La Super League è in arrivo tra polemiche, critiche e guadagni da capogiro

Se ne parlava da tempo, e ora la Super League è in arrivo: un campionato esclusivo con 15 tra i club calcistici più prestigiosi d’Europa che affronteranno squadre scelte dai campionati nazionali.

La Super League è ormai una realtà prossima, ma le critiche non si placano: molti sostengono che sia un campionato elitario contrario allo spirito del calcio. In sostanza la competizione e lo sport verrebbro sacrificati in nome di guadagni stratosferici.

La UEFA, si dissocia da questo progetto dichiarandosi fortemente contraria a questo progetto.

La Super League è in arrivo: di che si tratta?

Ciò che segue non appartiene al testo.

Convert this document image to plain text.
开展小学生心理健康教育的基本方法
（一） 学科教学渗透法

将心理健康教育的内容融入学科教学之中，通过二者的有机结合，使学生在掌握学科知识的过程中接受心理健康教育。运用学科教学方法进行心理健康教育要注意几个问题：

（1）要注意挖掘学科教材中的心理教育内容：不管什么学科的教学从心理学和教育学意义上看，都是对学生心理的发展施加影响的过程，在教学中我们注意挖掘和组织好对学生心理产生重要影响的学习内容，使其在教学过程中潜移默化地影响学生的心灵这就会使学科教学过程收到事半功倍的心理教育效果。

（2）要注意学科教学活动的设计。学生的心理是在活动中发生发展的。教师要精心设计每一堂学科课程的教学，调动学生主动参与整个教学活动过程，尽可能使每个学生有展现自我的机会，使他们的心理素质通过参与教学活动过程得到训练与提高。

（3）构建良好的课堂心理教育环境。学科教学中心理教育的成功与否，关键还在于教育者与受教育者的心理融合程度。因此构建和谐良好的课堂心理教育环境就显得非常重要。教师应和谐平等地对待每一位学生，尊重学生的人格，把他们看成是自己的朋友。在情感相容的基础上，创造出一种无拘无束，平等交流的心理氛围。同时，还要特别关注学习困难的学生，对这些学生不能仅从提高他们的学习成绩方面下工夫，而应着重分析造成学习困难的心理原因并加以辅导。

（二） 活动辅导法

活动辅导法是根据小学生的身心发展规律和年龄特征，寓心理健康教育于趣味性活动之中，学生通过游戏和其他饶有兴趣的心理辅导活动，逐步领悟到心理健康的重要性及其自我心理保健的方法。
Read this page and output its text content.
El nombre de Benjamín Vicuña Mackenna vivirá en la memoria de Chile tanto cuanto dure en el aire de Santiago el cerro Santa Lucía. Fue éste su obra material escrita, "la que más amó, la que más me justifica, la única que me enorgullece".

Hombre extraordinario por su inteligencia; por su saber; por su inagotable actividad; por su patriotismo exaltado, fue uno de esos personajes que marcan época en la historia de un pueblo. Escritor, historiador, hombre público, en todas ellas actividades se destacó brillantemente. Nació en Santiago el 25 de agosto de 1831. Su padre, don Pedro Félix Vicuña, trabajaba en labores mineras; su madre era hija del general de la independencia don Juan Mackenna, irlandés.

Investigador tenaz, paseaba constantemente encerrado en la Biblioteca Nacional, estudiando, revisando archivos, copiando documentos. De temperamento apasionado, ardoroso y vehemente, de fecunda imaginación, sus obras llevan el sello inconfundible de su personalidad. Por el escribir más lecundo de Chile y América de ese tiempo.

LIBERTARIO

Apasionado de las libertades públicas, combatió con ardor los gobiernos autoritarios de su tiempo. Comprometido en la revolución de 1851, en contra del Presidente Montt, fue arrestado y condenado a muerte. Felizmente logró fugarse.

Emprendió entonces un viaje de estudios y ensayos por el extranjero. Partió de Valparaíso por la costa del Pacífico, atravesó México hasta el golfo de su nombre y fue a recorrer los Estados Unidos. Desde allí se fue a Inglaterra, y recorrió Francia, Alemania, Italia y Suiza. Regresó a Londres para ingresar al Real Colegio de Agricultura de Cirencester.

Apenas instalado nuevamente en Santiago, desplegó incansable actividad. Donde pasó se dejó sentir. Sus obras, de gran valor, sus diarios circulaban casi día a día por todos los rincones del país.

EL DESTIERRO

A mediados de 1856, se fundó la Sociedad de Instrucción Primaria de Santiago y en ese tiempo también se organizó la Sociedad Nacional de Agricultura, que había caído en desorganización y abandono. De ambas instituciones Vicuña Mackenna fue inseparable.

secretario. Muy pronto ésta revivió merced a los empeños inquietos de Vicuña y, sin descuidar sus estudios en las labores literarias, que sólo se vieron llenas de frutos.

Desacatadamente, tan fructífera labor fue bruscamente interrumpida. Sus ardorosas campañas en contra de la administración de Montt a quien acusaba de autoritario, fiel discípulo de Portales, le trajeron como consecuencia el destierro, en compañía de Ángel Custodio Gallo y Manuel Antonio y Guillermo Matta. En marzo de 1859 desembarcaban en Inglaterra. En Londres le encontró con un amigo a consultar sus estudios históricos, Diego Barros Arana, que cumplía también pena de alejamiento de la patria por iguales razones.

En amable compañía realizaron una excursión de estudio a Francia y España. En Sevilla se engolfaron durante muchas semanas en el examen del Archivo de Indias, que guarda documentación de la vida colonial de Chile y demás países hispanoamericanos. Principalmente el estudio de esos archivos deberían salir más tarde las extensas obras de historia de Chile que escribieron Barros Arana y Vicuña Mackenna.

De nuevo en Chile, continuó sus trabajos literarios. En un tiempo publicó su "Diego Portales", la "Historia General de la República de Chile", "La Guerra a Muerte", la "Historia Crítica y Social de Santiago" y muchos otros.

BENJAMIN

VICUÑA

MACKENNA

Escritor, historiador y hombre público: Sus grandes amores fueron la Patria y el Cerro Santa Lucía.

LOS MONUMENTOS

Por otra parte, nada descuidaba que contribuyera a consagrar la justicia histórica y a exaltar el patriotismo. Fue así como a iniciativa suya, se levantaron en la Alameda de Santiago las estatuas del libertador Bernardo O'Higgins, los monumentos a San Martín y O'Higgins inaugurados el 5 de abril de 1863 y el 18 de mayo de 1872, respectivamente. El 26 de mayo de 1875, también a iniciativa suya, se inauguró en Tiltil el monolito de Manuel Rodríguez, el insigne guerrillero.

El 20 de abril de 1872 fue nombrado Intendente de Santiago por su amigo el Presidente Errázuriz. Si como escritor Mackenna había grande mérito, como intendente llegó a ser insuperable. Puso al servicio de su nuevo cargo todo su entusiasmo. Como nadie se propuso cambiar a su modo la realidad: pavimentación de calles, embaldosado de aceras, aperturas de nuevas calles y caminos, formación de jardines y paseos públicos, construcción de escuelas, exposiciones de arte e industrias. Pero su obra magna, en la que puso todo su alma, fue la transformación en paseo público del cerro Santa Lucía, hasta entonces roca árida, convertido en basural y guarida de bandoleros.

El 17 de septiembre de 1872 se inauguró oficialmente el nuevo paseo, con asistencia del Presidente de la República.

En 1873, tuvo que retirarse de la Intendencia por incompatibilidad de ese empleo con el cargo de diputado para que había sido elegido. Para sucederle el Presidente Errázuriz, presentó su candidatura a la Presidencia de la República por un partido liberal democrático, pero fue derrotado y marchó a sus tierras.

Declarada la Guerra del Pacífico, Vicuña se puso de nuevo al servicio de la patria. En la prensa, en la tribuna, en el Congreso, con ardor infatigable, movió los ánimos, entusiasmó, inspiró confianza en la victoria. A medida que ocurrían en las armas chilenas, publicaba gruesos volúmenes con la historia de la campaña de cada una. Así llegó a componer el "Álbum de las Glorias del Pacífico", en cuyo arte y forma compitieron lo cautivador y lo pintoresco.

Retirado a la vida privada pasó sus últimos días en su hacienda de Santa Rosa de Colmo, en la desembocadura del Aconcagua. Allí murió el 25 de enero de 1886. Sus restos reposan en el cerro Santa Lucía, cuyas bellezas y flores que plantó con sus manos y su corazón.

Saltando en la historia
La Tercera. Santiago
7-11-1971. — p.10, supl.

Super League è in arrivo- Politically Uncorrect
Super League è in arrivo- Politically Uncorrect

I fondatori al momento sono 12: Liverpool, Manchester City, Chelsea, Arsenal, Tottenham, Manchester United, Real Madrid, Barcellona, Atletico Madrid, Juventus, Inter, Milan. Mancano ancora 3 squadre tra le più prestigiose d’Europa, tra cui Paris- Saint Germain e Bayern Monaco che sarebbero stati contattati ma non avrebbero ancora aderito.

Presidente è Florentino López, che attualmente ricopre la stessa carica nel Real Madrid; tra i vice presidenti Andrea Agnelli, stesso ruolo di Lopez alla Juventus, che ha lasciato la presidenza dell’ECA, l’associazione dei club europei, a causa della posizione contraria al progetto della Super League.

Come funziona questo nuovo torneo? Le 15 squadre (ricordiamo che ancora ne mancano 3) più 5 scelte in base ai risultati dei campionati nazionali, si affronterebbero in partite infrasettimanali. La retrocessione non è una delle opzioni del nuovo torneo.

La prima fase prevede due gironi da 10 squadre, la seconda sarebbe ad eliminazione diretta a seguito di una sfida tra le prime 4 classificate di ciascun girone.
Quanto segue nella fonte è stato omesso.